В комнате воцарилась рабочая тишина. Уткнувшиеся в подушки «литераторы», надеясь друг на друга, не слишком-то напрягали свои мыслительные ресурсы, пытаясь перебирать в памяти все, что приходило в голову. Откровенно говоря, пытался что-то приготовить лишь всегда ответственный, жадный до разносторонних познаний Юрка Лаптев, но и у него ничего не получалось. Сеня начинал подводить своих «соратников по творчеству», бессовестно не сопротивляясь наползающей дреме. Вовке в голову приходили очень уморительные анекдоты, и он, было, подумал, что это и есть выход – зарифмовать как-нибудь, да и все дела. Но, как назло, анекдоты вспоминались на редкость нецензурные, а если убрать мат, то и смысл тут же бесследно улетучивался, анекдот становился несуразной глупостью. – Вот, чертовщина-то получается – без мата никуда, – подумалось Вовке, но тут вспомнилось, то, что надо, так он подумал.

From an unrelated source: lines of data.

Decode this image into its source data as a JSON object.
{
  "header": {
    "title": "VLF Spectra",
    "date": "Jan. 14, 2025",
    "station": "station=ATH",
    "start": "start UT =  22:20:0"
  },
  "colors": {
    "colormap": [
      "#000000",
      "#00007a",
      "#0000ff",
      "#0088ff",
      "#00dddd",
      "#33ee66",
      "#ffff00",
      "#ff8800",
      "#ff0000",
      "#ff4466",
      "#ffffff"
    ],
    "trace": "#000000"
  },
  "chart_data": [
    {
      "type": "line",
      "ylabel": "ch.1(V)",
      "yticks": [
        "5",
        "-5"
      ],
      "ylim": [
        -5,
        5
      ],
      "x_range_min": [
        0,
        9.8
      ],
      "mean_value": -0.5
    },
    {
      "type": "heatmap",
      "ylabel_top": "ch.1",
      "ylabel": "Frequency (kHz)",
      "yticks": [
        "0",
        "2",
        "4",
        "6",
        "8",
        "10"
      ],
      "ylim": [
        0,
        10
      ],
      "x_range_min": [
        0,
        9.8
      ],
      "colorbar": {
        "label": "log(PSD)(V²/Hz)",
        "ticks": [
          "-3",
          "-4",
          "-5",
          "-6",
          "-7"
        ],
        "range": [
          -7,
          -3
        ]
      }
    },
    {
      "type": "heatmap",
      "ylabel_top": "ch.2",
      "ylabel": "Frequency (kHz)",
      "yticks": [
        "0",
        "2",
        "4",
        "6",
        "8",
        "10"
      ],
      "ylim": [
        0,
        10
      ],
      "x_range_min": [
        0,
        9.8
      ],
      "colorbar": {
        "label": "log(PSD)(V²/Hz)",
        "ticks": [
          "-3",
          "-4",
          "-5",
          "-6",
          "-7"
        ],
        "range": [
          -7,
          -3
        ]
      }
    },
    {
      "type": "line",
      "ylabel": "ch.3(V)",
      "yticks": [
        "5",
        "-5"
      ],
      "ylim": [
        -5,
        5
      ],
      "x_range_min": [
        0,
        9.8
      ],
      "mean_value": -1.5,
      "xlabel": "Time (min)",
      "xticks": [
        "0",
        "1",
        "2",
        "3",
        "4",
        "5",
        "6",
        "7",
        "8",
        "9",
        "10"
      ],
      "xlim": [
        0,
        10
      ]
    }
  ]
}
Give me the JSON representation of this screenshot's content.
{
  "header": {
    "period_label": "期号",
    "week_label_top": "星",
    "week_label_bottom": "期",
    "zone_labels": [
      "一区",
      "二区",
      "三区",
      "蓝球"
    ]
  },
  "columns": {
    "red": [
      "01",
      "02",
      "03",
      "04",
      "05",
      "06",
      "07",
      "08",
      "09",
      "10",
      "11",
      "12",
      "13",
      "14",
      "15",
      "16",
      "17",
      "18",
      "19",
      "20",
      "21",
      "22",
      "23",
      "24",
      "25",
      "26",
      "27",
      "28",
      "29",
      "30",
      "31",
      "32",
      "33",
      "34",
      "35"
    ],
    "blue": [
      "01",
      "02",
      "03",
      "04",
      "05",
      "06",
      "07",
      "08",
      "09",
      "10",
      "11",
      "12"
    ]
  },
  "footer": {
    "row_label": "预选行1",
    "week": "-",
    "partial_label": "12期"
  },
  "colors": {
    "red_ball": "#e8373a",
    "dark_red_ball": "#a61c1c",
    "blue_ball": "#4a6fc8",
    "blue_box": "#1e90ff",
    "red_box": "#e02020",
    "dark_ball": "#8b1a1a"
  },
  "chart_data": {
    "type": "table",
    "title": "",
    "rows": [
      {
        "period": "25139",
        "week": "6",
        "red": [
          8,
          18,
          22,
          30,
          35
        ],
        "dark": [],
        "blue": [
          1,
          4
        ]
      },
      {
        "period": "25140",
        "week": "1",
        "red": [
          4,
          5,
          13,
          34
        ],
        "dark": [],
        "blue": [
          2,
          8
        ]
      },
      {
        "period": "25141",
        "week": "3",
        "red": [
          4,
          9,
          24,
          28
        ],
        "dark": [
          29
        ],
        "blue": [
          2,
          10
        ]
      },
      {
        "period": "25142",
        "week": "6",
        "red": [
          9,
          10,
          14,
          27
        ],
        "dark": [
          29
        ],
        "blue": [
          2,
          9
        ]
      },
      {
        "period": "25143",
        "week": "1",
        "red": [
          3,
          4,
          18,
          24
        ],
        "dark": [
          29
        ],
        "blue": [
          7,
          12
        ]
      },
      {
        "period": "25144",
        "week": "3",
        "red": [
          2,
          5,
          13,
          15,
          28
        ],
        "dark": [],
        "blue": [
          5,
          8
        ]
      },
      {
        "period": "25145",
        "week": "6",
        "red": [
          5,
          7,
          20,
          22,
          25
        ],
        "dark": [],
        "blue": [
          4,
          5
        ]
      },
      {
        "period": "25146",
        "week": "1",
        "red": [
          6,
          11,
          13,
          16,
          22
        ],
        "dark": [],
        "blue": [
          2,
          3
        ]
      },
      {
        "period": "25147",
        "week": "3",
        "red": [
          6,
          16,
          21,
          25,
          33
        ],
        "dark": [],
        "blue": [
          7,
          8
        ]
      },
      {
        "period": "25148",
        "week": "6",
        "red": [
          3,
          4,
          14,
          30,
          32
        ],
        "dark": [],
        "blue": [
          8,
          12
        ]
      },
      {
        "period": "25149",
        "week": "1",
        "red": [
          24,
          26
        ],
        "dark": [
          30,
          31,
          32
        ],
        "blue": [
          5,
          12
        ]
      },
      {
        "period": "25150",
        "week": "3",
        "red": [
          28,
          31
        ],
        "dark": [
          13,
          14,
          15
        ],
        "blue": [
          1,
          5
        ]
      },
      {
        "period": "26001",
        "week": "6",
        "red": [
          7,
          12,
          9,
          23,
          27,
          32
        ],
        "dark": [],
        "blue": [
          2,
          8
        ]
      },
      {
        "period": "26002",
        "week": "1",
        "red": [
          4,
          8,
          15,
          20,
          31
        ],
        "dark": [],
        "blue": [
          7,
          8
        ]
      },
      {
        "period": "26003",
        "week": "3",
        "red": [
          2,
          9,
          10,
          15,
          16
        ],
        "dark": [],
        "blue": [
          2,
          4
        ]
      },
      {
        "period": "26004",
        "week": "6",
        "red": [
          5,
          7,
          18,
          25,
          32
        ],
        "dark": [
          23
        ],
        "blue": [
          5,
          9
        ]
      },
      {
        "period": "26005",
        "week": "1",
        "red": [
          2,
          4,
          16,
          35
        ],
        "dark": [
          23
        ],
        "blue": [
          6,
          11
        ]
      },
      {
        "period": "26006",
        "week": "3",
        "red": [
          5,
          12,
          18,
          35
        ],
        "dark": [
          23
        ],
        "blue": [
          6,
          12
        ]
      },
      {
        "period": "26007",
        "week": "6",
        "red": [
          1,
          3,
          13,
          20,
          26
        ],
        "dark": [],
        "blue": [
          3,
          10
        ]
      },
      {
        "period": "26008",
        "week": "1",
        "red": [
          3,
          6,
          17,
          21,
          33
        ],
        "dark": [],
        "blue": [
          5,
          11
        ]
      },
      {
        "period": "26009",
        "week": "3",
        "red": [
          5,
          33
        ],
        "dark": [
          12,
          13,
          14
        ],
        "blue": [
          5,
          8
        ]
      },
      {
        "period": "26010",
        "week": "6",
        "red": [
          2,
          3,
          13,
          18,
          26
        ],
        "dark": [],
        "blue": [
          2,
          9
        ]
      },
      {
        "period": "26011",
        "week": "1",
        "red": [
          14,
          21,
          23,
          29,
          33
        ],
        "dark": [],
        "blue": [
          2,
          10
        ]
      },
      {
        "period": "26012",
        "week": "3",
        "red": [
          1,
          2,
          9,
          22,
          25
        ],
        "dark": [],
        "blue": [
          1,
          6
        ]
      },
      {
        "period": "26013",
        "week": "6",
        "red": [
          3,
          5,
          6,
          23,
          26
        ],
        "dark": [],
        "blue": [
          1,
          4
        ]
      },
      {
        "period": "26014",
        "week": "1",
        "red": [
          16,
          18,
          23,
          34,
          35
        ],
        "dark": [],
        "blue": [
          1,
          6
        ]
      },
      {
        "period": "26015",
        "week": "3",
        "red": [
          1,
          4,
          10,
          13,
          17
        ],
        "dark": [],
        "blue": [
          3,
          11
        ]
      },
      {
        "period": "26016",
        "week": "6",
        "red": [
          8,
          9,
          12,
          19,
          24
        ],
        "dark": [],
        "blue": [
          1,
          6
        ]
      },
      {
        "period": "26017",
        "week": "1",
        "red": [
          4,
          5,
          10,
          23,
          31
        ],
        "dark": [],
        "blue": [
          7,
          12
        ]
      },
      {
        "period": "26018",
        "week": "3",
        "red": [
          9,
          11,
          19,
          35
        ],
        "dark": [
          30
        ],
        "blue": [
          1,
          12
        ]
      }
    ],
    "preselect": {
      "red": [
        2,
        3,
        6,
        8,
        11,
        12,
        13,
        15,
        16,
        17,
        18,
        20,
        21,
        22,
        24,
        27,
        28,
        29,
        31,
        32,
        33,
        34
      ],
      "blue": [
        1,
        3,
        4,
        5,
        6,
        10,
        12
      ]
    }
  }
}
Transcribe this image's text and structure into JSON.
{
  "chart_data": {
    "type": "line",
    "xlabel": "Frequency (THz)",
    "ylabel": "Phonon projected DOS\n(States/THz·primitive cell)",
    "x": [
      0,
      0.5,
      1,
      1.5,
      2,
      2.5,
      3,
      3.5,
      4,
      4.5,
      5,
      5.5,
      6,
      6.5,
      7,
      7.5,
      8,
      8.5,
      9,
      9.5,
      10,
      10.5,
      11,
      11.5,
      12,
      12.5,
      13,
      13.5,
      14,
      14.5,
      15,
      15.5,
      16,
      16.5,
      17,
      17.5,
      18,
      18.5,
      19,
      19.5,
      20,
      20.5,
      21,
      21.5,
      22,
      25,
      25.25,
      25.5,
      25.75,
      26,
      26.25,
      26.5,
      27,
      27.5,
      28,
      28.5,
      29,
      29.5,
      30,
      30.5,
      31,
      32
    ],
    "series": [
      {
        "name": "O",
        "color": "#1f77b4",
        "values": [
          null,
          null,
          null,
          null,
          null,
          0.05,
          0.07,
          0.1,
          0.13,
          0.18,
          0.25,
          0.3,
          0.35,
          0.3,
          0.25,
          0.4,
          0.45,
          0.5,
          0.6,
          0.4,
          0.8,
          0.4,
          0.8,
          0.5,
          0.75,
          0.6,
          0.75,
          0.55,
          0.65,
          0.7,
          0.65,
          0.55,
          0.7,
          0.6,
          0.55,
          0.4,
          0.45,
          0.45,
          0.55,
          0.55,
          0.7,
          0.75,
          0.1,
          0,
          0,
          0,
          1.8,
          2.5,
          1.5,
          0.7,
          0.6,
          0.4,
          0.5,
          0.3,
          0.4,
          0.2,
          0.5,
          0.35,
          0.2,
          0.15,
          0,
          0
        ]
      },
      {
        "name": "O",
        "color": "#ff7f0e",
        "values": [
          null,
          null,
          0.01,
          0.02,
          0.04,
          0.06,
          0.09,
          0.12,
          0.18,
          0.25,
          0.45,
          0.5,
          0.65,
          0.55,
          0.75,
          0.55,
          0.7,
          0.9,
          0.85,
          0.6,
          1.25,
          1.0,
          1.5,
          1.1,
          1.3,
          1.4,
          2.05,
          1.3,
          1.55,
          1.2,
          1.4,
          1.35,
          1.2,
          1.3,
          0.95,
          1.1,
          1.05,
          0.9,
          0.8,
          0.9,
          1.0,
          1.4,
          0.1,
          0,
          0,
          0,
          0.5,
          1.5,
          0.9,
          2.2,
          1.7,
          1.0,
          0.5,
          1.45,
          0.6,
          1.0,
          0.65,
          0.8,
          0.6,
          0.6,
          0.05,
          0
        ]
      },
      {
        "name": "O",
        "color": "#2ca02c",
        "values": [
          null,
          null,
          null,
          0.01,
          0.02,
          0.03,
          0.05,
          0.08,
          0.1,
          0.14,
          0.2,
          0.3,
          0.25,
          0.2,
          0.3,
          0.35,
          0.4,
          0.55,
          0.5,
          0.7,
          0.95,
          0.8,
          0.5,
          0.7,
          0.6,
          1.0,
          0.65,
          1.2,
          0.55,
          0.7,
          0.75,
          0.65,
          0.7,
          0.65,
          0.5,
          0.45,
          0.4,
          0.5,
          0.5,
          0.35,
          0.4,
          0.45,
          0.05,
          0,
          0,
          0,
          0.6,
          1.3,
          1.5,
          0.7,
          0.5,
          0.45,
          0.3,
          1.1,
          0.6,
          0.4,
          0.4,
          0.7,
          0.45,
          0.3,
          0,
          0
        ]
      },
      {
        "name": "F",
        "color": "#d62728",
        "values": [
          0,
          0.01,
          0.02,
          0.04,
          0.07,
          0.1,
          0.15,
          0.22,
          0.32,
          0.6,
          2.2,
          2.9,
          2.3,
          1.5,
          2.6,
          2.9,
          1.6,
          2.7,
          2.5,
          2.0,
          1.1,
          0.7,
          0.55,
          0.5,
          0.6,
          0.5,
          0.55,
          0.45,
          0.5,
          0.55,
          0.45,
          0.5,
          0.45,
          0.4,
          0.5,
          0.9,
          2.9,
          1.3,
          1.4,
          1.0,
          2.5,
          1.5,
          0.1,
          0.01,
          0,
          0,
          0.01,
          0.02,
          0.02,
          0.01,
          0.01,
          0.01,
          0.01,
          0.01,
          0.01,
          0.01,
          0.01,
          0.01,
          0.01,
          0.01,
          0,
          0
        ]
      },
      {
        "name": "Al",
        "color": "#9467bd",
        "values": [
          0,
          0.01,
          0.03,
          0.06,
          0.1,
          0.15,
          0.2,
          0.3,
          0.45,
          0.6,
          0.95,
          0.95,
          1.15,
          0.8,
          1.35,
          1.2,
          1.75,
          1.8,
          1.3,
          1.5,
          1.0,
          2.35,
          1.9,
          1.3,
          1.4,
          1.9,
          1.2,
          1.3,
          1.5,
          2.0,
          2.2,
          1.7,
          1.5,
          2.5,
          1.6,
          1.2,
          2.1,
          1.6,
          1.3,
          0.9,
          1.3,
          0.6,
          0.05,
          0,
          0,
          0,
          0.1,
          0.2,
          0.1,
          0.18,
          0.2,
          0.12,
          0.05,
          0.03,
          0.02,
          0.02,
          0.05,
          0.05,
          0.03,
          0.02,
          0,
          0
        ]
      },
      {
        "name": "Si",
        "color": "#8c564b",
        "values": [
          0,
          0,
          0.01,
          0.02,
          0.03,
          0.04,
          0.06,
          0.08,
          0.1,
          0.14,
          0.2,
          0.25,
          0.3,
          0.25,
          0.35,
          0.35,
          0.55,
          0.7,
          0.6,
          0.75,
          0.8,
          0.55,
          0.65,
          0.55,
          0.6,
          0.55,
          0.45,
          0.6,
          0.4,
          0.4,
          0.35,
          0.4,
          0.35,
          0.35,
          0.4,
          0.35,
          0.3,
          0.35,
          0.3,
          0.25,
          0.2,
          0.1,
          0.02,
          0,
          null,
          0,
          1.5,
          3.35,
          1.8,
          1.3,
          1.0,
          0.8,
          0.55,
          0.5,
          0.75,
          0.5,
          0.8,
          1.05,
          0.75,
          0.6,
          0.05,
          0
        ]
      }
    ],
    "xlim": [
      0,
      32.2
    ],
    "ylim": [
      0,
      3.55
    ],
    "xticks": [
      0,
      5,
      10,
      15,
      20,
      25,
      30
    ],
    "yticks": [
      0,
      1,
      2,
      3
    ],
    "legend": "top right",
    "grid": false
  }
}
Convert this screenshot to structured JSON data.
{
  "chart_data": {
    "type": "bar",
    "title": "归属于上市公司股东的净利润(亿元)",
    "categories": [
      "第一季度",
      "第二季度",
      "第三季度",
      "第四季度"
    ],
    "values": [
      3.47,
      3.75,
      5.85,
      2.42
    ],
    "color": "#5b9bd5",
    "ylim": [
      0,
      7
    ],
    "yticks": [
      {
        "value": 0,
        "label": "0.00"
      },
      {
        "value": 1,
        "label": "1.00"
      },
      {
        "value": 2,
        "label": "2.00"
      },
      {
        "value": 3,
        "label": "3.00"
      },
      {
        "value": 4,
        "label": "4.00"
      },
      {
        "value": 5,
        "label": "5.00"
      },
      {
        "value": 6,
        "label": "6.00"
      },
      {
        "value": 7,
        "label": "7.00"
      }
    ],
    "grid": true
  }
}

– А давайте анекдот смешной срифмуем, здорово должно получиться, – словно догадываясь о том, что товарищам нужно помочь в борьбе со сном, громко выпалил Вова. – Только я не умею.
– Ты чего орешь-то, разбудишь ветерана, – промямлил, выходя из полудремы, Сеня. – Давай, свой шедевр.
– Ну, говори, – поддержал Юрка.
– Значит, анекдот такой, – сделав наисерьезнейшее лицо, поведал Вова Лизин:
«Собирается пара на костюмированный бал. Жена интересуется, – милый, ты кем хочешь быть на балу? – Чудовищем, – отвечает муж. И спрашивает, – а ты? – Тогда я, красавицей, – гордо отвечает жена. И допытывается у мужа, – а ты маску-то купил. – Сегодня в магазин заеду, – отвечает муж, и немного подумав, заботливо добавляет, – не беспокойся, в таком случае я и тебе попутно, маску прикуплю», – закончил Вовка, из последних сил выдерживая неизменным, каменное выражение лица.
Сеня скорчился от смеха на кровати, и, наверное, этим сломил стойкость Вовки, который тут уж не стал удерживать себя, и расхохотался заразительнее слушателя. Юрка, тоже, довольно громко одноразово хихикнул, но не решился повторяться, а задумчиво спросил, – зачем красавице маска-то? Комнату, на мгновение поглотило абсолютное молчание, завершившееся взрывом и последующими несвязными воплями, что с родни лошадиному ржанию, переходящему в истеричный визг. Успокаивались постепенно. Так, что один успел подумать, о двух других, – с какими редкостными дуралеями, жить придется, да и ракетчик не лучше, храпит без задних ног, белым днем.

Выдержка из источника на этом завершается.